C’est un personnage bien extraordinaire dans le théâtre du XVIIe siècle que cette Angélique, qui proclame haut et fort, face au désir qu’a son mari de lui " accommoder tout son visage à la compote " : " Je vous déclare que mon dessein n’est pas de renoncer au monde, et de m’enterrer toute vive dans un mari. Comment ? Parce qu’un homme s’avise de nous épouser, il faut d’abord que toutes choses soient finies pour nous, et que nous rompions tout commerce avec les vivants ? C’est une chose merveilleuse que cette tyrannie de Messieurs les maris, et je les trouve bons de vouloir qu’on soit morte à tous les divertissements, et qu’on ne vive que pour eux. "

Mais Angélique a souvent été bien mal traitée par les metteurs en scène, qui en ont fait la plupart du temps une péronnelle dressée sur les ergots de son arrogance de classe, Dandin apparaissant ainsi comme une pure victime de la domination sociale. Jean-Pierre Vincent recadre la perspective de manière plus subtile, et avec lui George Dandin, s’il est bien manipulé, l’est d’abord par son propre désir de grandeur, lui qui se fait construire dans sa campagne une réplique en miniature du château de Versailles.

Clichés déjoués

La mise en scène est d’ailleurs bien plus onirique que réaliste : elle prend ainsi place dans un décor épuré, une cour de ferme aux murs nus qui se transforme, par la grâce de projections vidéo et comme sous l’effet de la psyché de Dandin, en palais royal ou en visions abstraites et fantasmatiques. La pantalonnade de George Dandin, cocu et berné, est vue comme un cauchemar, celui d’un homme pas très sympathique, tel que le joue, avec une vérité terrienne et sombre, Vincent Garanger.
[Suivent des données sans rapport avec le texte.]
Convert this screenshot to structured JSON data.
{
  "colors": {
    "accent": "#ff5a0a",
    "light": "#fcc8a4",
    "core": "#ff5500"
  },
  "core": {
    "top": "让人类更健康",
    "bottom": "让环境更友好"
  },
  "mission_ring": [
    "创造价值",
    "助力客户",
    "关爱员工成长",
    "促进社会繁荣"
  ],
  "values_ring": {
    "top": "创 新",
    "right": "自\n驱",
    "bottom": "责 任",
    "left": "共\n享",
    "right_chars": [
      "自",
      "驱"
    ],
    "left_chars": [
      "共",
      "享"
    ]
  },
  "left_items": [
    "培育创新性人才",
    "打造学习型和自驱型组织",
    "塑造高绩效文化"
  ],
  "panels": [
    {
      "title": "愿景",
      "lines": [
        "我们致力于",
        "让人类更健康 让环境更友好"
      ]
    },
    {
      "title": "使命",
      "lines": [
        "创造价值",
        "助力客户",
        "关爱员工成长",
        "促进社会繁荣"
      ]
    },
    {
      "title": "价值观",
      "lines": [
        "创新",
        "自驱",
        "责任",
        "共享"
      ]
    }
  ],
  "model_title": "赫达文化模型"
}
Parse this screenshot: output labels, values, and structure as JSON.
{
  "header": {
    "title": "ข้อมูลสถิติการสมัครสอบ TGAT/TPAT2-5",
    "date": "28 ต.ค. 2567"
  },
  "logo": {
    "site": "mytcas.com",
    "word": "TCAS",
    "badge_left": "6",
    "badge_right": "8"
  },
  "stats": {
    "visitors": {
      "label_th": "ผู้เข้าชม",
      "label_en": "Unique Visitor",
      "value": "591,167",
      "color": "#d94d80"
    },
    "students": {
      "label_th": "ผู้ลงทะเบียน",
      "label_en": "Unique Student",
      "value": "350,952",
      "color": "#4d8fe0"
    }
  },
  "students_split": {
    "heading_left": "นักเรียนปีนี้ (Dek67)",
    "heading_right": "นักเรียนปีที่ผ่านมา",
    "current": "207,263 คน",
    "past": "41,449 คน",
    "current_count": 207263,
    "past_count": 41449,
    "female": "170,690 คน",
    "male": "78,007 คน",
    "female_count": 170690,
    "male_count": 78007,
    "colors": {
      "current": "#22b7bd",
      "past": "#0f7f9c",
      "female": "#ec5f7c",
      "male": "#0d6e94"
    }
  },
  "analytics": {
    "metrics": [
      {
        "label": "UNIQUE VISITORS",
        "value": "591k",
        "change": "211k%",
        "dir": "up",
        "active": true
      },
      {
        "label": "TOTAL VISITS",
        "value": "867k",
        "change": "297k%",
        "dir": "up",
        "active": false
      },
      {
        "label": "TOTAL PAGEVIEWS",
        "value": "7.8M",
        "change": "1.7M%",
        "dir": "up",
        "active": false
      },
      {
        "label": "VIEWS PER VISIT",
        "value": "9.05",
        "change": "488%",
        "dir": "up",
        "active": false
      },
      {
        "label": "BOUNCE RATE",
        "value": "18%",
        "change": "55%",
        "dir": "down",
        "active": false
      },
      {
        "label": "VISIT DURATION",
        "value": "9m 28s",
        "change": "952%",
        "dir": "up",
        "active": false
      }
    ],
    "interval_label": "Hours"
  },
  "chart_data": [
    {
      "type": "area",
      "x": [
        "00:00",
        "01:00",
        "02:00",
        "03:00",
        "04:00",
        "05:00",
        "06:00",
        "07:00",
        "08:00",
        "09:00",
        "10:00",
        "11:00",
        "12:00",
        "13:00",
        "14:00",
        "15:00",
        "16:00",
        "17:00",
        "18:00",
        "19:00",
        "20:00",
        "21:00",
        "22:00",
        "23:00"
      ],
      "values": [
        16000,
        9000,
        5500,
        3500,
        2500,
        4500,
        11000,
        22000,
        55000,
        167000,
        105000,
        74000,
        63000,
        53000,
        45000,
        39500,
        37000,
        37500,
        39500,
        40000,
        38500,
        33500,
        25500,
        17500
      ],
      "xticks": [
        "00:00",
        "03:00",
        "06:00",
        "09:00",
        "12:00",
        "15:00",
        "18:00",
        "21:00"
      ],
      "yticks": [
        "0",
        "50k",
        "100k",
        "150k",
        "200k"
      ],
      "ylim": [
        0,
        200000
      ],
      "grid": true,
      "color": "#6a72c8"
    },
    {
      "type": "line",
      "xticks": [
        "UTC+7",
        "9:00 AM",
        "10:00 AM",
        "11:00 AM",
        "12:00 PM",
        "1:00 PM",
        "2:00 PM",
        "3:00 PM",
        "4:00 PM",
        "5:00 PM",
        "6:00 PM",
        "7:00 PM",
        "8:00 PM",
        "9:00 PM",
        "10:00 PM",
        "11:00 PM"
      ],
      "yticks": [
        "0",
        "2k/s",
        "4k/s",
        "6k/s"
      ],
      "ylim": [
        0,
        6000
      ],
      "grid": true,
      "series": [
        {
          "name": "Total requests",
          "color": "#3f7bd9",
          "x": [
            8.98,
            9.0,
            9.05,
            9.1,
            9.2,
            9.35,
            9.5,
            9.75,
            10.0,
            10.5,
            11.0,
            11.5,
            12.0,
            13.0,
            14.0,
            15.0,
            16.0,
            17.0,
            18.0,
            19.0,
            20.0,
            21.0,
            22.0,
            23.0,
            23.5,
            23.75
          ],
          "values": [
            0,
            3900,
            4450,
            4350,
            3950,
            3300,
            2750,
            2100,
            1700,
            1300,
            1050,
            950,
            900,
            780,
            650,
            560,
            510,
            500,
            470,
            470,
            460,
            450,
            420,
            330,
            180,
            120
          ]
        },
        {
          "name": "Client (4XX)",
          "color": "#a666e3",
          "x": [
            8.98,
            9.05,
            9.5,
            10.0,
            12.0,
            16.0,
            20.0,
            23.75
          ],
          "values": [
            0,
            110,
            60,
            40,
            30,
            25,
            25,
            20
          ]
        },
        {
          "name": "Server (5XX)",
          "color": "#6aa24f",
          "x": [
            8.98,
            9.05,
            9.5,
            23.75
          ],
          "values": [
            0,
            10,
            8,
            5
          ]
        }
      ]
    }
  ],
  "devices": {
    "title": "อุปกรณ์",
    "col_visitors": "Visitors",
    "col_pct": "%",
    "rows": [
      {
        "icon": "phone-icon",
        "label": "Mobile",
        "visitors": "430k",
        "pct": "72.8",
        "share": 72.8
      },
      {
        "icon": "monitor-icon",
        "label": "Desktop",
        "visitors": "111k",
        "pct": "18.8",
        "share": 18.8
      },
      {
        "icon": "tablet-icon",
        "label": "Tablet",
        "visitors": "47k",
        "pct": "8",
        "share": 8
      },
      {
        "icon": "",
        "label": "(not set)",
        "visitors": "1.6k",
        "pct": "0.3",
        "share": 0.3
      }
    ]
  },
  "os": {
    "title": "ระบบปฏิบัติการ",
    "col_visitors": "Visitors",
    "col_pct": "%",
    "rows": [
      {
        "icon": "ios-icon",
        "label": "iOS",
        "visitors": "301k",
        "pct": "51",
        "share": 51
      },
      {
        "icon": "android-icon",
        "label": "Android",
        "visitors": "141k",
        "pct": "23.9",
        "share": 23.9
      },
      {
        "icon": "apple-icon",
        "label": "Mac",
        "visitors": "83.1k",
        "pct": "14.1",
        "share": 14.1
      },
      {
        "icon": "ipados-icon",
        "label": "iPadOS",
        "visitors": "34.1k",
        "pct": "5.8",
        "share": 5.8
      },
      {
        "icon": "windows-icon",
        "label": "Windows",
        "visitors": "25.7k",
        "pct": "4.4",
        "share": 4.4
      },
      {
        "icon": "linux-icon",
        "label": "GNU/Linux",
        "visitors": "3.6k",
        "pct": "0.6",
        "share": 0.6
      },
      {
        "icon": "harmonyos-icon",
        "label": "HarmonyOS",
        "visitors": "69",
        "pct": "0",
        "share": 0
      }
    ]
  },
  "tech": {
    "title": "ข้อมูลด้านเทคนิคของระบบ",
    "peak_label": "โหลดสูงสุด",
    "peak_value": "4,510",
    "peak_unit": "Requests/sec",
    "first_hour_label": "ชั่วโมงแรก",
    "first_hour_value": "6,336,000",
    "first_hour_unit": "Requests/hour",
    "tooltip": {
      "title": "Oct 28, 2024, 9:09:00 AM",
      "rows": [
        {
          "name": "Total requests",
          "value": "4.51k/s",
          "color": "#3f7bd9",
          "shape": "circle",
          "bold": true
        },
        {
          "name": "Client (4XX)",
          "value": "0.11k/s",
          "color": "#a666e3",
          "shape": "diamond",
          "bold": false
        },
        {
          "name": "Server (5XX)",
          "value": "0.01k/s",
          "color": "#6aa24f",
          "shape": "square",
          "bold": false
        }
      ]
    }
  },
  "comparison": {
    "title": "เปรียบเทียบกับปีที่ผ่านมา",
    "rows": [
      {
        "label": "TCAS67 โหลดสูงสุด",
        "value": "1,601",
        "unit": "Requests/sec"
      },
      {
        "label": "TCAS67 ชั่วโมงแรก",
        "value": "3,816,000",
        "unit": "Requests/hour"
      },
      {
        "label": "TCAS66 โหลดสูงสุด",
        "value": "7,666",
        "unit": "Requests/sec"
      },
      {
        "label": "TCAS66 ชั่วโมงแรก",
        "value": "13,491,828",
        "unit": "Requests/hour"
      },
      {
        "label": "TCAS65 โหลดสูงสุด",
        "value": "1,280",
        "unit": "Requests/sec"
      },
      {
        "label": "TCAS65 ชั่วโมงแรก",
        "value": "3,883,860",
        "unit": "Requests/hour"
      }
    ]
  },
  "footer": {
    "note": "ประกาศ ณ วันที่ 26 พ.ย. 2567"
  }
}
Il a gardé son côté noiraud sous la perruque blonde de galant de cour, et on pourrait le prendre en pitié, lui qui n’a pas reçu en héritage les usages de la " distinction " chère à Pierre Bourdieu.

Mais le mal – la médiocrité – est en lui-même au moins autant qu’il l’est dans le système social, et cette domination qu’il subit, il ne rêve que de l’imposer à sa jeune femme.

Et c’est elle, Angélique, qui se taille la part du lion dans cette mise en scène qui déjoue les clichés attachés à la pièce. Jean-Pierre Vincent et la jeune actrice Olivia Chatain, qui l’incarne sans aucune des coquetteries attachées à ce type de rôle, en font une femme d’une fermeté et d’une force remarquables.

Angélique contre l’ordre établi

A-t-elle le choix, d’ailleurs, si elle ne veut pas finir comme la vache – une noiraude de Normandie – qui est encastrée dans le décor, en un drôle de clin d’œil surréaliste ? Le cauchemar de George Dandin est celui d’un homme qui accepte la domination sociale sans tenter de la renverser, mais essaie juste d’en tirer son petit profit personnel, là où Angélique, elle, lutte contre l’ordre établi.